Food for Thought
What can $1.50 buy you in Canada: a donut or a coffee perhaps? Well the Canadian dollar can go far here, and it can be tempting to say that the cost of living is very cheap, but that would only be one perspective. For $1.50 in Karatu, Tanzania, one can buy a very nutritious lunch consisting of spinach, beans, beef stew, and a side of cucumber. I thought to myself, “Wow! This is how I like to travel and shop: get more, get better, and pay less.” It all seemed fine until I asked a question. My question arose when it came time to pay for our meal and put forth a tip. I wondered if a tip was customary and if so, how much would be appropriate. It was explained to me that though local Tanzanians do not necessarily need to provide a tip, it is expected that a mzungu would because they are able to.
The conversation did not end there, however. Thinking about how servers expect tips as part of their normal income in Canada, I was drawn to ask if there is a minimum wage in Tanzania. It turns out that there is, but it is not an hourly wage as it would be in Canada, but a monthly minimum of 150,000Tsh ($100CND). This wage is only about half of what is needed to live at a reasonable standard in Tanzania however; 300,000Tsh is more realistic. Minimum wage is not enforced in private sectors though, so it was estimated that our server was likely making 40,000Tsh ($30) a month and being paid, “under the table.” Realizing that the kind girl who greets us with a smile each day is making about 10% of what she realistically needs was eye opening. It once again caused me to re-evaluate the purpose of tipping in the service industry. Tips were originally intended to increase the server’s rate of pay to a more reasonable amount and were relied on as a critical portion of their income. Has tipping in Western cultures evolved from their original purpose? Are we really tipping out of economic concern for our servers or has tipping become more of a cultural entitlement? Maybe it’s both.

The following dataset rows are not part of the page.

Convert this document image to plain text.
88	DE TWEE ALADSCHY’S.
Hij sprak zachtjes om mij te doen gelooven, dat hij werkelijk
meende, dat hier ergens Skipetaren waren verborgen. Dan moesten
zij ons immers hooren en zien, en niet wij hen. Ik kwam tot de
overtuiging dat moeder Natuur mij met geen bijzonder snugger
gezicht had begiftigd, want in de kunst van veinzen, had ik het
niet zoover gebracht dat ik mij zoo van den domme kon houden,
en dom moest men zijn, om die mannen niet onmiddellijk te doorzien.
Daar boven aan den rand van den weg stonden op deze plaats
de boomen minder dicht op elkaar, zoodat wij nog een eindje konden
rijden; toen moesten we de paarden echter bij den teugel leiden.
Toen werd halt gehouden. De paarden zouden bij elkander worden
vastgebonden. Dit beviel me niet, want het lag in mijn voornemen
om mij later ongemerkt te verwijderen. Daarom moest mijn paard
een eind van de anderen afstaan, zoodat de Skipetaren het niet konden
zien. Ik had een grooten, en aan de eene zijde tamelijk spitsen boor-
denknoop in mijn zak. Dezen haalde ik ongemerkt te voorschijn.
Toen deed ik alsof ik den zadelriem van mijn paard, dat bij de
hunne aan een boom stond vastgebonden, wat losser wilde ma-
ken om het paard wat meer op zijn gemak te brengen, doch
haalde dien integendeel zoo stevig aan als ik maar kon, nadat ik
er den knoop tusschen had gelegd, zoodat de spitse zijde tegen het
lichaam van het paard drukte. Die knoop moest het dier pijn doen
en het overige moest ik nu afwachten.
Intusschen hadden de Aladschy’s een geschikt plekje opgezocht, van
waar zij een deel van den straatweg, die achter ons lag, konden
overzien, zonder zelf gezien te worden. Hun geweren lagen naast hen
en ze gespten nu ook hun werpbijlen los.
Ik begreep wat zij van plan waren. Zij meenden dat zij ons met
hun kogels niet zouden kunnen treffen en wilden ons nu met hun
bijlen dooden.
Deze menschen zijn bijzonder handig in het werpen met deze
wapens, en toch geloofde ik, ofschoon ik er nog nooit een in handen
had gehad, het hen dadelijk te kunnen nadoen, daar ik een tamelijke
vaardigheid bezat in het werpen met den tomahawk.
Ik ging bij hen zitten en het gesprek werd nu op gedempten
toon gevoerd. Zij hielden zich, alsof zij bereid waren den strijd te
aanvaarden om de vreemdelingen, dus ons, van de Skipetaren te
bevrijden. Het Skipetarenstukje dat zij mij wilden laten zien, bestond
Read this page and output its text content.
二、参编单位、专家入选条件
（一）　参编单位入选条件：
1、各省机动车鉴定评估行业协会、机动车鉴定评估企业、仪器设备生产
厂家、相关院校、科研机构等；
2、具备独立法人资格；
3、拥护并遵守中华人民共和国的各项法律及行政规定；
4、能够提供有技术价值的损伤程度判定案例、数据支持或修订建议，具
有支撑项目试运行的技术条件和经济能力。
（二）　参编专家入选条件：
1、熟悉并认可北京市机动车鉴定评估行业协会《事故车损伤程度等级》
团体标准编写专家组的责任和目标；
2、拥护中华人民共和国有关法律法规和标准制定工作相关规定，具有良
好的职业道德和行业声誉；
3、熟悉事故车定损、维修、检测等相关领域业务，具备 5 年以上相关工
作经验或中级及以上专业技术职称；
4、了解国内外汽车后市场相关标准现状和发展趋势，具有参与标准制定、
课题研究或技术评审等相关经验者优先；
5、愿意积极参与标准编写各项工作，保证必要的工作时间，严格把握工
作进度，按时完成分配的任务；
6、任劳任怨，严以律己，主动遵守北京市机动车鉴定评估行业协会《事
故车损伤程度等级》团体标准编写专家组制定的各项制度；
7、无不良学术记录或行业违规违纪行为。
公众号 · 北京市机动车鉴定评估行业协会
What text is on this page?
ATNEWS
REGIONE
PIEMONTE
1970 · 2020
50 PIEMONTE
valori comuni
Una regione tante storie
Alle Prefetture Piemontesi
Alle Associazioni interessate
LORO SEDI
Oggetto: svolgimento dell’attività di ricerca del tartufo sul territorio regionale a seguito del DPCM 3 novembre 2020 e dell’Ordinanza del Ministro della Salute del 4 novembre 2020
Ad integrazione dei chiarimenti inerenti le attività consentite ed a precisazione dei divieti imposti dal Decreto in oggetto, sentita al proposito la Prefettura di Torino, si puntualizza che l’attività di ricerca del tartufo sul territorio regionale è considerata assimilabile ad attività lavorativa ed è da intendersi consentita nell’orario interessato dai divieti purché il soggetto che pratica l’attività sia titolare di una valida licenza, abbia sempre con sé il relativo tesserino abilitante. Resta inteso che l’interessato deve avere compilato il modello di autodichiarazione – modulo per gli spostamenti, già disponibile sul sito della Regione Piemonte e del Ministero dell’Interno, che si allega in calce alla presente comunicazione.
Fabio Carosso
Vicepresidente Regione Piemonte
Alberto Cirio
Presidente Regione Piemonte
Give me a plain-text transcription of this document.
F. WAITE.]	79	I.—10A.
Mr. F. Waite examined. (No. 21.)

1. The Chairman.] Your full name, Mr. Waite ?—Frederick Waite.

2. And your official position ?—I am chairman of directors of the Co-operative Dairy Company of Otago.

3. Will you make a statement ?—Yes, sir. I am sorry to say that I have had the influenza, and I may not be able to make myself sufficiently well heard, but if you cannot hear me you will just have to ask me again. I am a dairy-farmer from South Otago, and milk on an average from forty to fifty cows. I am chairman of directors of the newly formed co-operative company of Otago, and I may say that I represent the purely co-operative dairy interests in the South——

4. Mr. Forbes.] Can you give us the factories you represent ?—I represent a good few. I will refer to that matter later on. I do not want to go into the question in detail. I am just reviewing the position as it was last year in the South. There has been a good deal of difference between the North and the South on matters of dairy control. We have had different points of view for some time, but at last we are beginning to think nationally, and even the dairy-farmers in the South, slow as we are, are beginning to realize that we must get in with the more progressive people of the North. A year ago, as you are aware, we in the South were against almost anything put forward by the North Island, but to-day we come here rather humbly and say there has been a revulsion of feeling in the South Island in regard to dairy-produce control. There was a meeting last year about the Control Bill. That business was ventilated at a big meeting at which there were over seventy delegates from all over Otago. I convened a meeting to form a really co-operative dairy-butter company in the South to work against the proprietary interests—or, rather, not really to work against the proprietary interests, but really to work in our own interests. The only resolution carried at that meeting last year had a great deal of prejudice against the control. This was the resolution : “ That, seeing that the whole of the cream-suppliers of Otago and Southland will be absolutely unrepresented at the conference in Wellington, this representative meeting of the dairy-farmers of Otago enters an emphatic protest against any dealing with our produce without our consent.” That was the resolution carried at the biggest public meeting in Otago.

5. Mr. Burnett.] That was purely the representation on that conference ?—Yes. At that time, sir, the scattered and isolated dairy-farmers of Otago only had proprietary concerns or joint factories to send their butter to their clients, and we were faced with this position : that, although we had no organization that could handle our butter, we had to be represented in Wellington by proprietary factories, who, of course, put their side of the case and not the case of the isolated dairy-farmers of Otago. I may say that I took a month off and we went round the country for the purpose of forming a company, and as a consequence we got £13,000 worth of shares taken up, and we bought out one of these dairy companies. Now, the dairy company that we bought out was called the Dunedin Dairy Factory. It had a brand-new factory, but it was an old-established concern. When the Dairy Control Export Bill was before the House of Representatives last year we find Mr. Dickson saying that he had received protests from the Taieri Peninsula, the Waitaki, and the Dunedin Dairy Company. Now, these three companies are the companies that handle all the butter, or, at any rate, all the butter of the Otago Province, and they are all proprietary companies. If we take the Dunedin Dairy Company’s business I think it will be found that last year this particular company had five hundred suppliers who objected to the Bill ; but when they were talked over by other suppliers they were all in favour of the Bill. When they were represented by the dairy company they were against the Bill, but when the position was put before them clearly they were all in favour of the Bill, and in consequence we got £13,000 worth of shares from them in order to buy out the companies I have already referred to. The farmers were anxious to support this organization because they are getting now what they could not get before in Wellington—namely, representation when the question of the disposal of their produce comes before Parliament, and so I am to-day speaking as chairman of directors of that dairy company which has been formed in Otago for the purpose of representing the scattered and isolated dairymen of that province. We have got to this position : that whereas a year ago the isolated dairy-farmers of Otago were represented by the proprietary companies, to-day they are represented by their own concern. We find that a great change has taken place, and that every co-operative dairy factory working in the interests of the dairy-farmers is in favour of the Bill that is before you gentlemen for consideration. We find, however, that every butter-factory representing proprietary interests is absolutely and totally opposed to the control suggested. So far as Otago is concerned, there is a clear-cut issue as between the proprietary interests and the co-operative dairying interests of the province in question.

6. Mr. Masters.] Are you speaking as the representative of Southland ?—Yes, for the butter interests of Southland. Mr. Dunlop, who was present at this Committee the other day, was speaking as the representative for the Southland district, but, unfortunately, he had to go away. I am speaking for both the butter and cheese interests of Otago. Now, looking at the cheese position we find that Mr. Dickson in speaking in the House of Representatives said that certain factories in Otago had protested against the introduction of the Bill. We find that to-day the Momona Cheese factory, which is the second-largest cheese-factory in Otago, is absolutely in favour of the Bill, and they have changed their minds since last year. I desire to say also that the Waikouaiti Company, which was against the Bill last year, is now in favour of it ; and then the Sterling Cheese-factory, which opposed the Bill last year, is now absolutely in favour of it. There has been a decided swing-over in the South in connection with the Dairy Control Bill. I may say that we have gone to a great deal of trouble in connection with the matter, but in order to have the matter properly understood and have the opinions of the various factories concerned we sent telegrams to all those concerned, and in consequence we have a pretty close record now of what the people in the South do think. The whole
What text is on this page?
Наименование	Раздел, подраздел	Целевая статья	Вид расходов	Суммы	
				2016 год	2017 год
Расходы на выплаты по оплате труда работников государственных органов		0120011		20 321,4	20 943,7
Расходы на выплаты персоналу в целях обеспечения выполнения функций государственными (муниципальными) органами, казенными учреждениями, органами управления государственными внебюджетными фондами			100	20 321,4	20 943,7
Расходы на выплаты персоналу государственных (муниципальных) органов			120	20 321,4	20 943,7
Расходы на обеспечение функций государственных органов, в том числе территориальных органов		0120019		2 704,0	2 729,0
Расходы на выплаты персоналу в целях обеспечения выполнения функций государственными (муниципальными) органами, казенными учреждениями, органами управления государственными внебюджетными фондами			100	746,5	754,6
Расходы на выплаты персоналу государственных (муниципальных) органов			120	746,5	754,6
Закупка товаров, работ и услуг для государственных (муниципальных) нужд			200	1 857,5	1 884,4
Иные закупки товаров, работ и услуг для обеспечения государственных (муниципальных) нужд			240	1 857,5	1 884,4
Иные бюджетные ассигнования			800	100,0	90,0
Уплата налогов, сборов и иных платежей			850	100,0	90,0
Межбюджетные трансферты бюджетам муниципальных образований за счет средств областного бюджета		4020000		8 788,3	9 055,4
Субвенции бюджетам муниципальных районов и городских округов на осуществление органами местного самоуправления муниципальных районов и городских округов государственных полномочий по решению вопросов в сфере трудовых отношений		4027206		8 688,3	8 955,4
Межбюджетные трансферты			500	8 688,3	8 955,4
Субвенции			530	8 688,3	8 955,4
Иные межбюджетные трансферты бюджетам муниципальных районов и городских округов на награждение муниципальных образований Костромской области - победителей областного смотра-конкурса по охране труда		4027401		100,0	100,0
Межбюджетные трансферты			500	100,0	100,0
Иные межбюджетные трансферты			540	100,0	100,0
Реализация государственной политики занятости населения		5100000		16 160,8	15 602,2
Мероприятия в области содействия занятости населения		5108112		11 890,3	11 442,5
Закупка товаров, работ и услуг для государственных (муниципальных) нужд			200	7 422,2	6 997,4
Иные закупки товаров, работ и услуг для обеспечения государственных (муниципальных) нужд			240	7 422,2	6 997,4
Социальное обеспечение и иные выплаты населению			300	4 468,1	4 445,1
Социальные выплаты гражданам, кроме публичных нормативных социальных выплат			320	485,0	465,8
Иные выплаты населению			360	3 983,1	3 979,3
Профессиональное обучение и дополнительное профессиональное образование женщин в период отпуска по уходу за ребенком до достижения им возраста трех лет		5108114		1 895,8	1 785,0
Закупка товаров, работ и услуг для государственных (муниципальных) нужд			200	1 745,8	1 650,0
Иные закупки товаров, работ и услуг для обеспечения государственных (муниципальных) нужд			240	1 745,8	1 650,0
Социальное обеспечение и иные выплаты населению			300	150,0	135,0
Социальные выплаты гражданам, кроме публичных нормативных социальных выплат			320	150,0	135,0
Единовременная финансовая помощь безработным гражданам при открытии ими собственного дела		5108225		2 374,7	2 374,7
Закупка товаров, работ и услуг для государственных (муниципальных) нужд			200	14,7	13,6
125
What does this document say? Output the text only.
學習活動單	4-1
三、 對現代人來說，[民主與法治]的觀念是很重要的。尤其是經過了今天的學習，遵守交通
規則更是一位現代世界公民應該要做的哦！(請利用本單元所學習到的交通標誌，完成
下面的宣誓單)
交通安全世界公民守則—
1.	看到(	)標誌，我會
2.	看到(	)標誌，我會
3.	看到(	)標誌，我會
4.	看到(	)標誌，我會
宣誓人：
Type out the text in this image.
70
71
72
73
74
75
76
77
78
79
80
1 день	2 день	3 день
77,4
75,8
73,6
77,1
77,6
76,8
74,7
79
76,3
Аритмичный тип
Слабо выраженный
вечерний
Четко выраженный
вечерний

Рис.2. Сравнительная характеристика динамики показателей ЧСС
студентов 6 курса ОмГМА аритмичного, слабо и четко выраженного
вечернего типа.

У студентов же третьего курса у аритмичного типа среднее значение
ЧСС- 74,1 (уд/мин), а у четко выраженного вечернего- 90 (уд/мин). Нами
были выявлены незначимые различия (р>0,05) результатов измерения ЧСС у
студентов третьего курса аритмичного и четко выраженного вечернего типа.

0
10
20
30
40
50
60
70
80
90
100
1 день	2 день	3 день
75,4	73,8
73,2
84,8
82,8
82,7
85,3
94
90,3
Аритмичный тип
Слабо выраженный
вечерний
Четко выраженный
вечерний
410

The excitement over the low cost of the meal was definitely brought down when I discovered the realities of the service industry in Tanzania, but I will never regret asking. It is through asking questions and seeking truths that our vale of disillusionment may be lifted, revealing a clearer truth. This is why I came; to see more of what is present, but kept distant from my vantage point. Dare to break down your illusions, and have the courage to see what’s really there.